Will carrying a credit card balance hurt your credit score?

While Credit cards can make handling daily expenses much easier, they can also cause many financial problems.

credit card

First, credit card companies impose high-interest rates, which can make purchases very expensive with time if you carry a balance. Furthermore, these cards are so tempting that most people often overspend—mostly with cash they don’t have. 

But is it a bad idea to carry a balance? And how does it affect your credit score?

Ideally, it would be best to only carry a credit balance in some circumstances, such as paying off consolidated loans with a 0% APR credit card. But if you’re piling debts without a specific goal, you’ll wreck your finances. 

Does carrying a balance affect your credit score?

Carrying a credit card balance may impact your credit rating in various ways. But the most significant effect is on your credit usage ratio. 

Credit utilization measures the amount of credit available for use. It compares the recorded balance and credit limit on a credit account. For instance, if your credit card has a balance of £1,000 and a credit limit of £4,000, the utilization of your credit card will be 25%. 

Consumer Financial Protection Bureau (CFPB) advises individuals to maintain their credit utilization under 30% of the total credit available. 

Often, people using credit cards record balances near the statement time. And with many credit cards, this occurs about two to three weeks before the payment is due. Therefore, you can fully pay your bills and still see the last balance and credit utilization. 

Wrong reasons why people carry credit card balance

1. You’re using a credit card to earn rewards

Credit cards that come with the most privileges, such as travel credit cards, often charge higher APR rates to compensate for the perks. As a result, most individuals pursuing rewards overspend and carry a credit balance. 

Assuming that the APR of a regular credit card is over 17%. Meanwhile, most travel credits regulate revenues at a 4% cashback bonus and 2% back in ordinary spending. 

2. You’re using credit as a crutch

If you often spend more than you can afford every month, then monitoring your expenditures and following a monthly budget might significantly help you out. It may help you stop depending on credit cards. 

Your best option is to determine how much you should cut back so you can save something from your monthly income. This way, you will stop piling up your debt and embark on clearing off your existing debts. 
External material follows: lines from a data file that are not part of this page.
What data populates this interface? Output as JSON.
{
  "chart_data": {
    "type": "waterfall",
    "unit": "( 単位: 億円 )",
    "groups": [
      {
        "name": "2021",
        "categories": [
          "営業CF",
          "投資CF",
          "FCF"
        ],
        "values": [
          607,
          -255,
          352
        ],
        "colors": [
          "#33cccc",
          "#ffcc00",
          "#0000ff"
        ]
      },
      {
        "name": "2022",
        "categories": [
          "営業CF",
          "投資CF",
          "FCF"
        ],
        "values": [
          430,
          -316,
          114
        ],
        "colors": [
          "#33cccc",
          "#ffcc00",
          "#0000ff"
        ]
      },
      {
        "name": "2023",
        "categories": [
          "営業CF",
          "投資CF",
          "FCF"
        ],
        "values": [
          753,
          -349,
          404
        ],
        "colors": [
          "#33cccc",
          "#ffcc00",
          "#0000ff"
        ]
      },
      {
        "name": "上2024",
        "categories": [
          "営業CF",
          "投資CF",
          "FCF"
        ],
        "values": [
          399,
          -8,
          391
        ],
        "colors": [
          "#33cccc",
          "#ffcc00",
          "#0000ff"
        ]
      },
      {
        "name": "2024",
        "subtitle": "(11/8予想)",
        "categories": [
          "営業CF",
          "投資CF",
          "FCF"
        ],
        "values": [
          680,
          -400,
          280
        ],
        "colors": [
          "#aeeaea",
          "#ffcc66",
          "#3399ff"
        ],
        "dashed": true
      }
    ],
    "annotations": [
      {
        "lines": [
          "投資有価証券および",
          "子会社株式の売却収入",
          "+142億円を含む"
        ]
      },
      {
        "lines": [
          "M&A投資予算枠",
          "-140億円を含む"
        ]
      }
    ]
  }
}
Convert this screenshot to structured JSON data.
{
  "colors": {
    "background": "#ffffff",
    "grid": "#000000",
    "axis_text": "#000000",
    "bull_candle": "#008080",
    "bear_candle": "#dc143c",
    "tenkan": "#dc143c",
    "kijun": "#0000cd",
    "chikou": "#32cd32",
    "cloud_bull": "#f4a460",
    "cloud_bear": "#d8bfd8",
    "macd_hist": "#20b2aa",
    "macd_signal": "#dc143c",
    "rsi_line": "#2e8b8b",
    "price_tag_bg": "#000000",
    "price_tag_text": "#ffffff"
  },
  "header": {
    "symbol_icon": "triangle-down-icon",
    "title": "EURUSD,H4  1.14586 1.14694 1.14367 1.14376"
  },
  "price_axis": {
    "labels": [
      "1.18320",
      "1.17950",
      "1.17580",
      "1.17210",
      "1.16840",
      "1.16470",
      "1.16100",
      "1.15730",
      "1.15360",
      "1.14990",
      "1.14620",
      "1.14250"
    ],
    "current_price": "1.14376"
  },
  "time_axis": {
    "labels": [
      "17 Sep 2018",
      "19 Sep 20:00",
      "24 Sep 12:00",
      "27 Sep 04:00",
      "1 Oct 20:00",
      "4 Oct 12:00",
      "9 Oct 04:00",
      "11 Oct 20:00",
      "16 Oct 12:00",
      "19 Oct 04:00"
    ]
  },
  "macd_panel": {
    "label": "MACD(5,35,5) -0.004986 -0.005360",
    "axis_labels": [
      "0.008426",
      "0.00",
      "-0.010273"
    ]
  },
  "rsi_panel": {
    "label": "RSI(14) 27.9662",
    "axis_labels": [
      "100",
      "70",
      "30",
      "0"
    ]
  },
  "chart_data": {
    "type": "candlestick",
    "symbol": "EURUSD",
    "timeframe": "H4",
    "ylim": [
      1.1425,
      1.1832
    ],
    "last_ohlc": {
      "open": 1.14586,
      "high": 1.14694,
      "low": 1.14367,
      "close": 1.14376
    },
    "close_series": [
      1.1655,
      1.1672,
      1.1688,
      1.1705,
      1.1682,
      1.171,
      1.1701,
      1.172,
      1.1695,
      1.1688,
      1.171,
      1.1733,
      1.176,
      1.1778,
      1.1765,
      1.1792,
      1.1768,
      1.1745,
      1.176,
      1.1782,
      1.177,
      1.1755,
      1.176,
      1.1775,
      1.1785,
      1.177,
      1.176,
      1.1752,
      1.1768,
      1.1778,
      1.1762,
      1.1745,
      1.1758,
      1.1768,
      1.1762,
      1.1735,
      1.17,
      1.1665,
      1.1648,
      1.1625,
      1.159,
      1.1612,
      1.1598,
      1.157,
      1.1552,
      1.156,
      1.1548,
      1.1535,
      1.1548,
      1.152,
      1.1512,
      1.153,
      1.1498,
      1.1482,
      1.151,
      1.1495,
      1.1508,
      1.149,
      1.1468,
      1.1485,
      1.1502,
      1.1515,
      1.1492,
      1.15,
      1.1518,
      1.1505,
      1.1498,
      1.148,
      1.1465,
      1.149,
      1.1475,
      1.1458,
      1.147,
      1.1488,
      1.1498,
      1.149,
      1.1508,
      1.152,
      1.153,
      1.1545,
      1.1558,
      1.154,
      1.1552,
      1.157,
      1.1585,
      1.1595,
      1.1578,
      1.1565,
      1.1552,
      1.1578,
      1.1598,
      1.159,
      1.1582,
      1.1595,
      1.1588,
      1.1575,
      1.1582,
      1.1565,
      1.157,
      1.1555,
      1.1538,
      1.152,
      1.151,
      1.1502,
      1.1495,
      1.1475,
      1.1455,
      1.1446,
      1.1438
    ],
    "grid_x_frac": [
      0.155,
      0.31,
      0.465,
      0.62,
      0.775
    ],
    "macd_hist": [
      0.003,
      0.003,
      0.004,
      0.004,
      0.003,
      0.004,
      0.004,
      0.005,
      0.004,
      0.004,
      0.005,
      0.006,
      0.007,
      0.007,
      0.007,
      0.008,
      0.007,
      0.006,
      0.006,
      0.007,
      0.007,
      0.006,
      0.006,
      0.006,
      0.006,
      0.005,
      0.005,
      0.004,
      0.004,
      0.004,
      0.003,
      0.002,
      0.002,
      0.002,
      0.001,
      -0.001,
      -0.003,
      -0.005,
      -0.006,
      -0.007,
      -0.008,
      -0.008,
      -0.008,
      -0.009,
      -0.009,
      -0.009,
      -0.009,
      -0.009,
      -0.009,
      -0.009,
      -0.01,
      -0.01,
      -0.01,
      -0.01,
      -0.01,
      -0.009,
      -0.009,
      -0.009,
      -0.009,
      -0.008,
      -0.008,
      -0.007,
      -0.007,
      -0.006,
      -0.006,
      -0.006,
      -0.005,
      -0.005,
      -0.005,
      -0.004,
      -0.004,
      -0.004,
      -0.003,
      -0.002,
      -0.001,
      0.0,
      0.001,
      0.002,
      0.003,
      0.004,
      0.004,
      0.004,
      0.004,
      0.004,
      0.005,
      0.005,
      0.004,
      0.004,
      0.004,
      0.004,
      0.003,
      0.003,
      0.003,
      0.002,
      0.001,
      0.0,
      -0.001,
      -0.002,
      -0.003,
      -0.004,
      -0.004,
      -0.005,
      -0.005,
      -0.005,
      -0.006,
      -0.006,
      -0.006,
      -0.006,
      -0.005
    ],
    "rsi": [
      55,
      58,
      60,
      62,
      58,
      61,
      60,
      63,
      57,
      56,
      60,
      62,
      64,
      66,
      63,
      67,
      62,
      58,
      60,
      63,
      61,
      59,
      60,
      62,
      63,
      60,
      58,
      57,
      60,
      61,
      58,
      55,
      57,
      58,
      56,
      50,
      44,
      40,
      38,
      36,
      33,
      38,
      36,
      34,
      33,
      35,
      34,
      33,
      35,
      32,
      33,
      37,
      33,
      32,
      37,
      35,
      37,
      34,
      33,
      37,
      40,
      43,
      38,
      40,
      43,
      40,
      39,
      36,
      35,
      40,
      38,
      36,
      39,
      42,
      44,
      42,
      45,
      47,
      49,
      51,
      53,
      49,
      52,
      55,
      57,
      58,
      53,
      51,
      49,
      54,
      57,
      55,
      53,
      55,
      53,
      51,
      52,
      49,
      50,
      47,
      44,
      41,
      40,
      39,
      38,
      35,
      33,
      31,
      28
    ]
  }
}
Alternatively, you can take out quick loans such as payday loans best UK from Viva Loans to keep you afloat until your next payday.

3. You are paying off a large purchase

Keep in mind that credit cards are not convenient for short-term loans—their interest rates are just too high. If you want to buy home appliances, finance a major home renovation project, or pay for emergency medical bills, and you don’t have cash, it would be better to go for a personal loan with lower APRs instead of using a credit card. 

4. You’re trying to improve your credit score

Most people believe that carrying a balance on credit cards can boost their credit ratings—a total myth. According to the CFPB (Consumer Financial Protection Bureau), the best approach to boost your credit score and maintain it for long is clearing your credit card debt monthly. 

The CFPB recommends that you take the following steps if you wish to improve your credit score: 

  • Maintain a low credit balance
  • Avoid applying for credit cards unnecessarily
  • Constantly confirm your credit records from the bureaus and correct any error, if found

Remember, paying interest does not improve your credit score, so there is no need to carry a credit balance.

You can also consult credit counsellors from reliable institutions such as Reform Debt Solutions to help you manage your credit. 

Should you leave a balance on your credit card?

Generally, it’s better to clear off your credit card balance monthly rather than spin the debt. 

If your credit card is new and you have the 0% APR offer, settling the full statement each month means you’ll not pay any interest for your purchases. However, failing to repay the full amount of your credit card debt every month will cost you additional charges later. 

Benefits of paying off your credit card

There are multiple advantages of paying your credit card balance every month. While some affect your credit score, others impact your creditworthiness and personal finances. Some of the benefits are:

  • Avoiding interest: clearing your credit card debt monthly will help you avoid incurring interest costs on purchases. 
  • Keep a low utilization rate: Maintaining a low credit utilization rate can be easier if you avoid carrying a credit balance, accruing interest, or allowing your credit balance to pile up. A low utilization rate also boosts your credit score.
  • Reduce debt-to-income (DTI) ratio: Besides credit scores, lending firms often consider your DTI ratio. This is the ratio of your monthly revenue to debt payments. Having a credit balance increases your DTI ratio, making it hard and expensive to secure a loan

Bottom Line 

Clearing off your credit card balance each month can help you avoid incurring interest costs. You can quickly achieve this by only using a small percentage of your available credit. And it may result in a lower credit utilization rate, improving your credit scores and easing your debt burden. 

However, paying credit card bills in full isn’t always realistic. While carrying a balance might not be ideal for your credit score, it might be necessary until you pay off the credit card debt. And if your card has a promotional interest rate, it might make sense to focus on other debts or bills first.